- 51°25′53″N 0°47′33″W﻿ / ﻿51.431367369588514°N 0.7926067750286925°W
- Type: Country House
- Location: Binfield, Berkshire, England
- OS grid reference: SU 84030 70953

History
- Built: Early 16th century
- Built for: Robert Sampson

Site notes
- Architectural style: Tudor

Listed Building – Grade II*
- Official name: Binfield Place
- Designated: 7 December 1966; 59 years ago
- Reference no.: 1390270

Listed Building – Grade II
- Official name: Walls and gate piers to Binfield Place
- Designated: 20 December 1972; 53 years ago
- Reference no.: 1390271

= Binfield Place =

Listed country house in Berkshire, England

Binfield Place is an English country house. It is a historic Grade II* listed building. The house is located at the west edge of Binfield, Berkshire.

==History==
The current building may be the oldest house in the parish. What remains today is part of a larger early 16th-century house, probably built by Robert Sampson, "'Clarke of the Counsell' to Henry VII". Sampson was originally from Kersey, Suffolk.

A 17th-century bas-relief of a lady's head, known as the "Luck of Binfield," hangs in the house. The superstition is that any owner that removes it will be cursed.

As of 2010, the building contained offices.

==Architecture==
Distinguished by the large 18th-century Gothic window to the right of the entrance, just the hall block and east wing of the original house remain.
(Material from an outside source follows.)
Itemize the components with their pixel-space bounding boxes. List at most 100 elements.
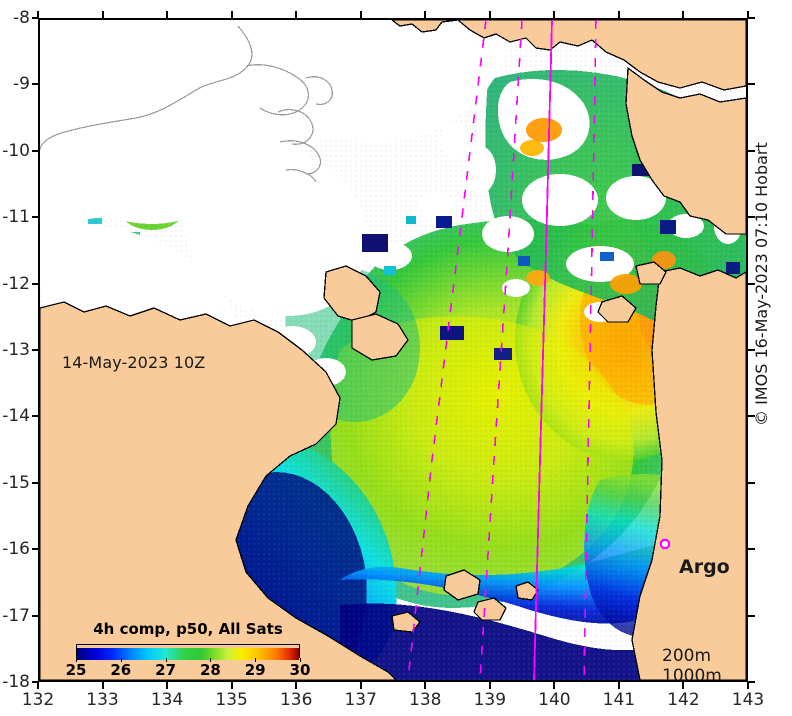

The building was originally half-timbered but was refaced with brick in the early 18th century. An extension was added to the house in the late 18th century.

The interior contains much 17th-century panelling, along with 16th-century beams and fireplace.

Marking the southern entrance to the property is a Grade II listed 17th-century gateway with brick posts and stone cappings and balls.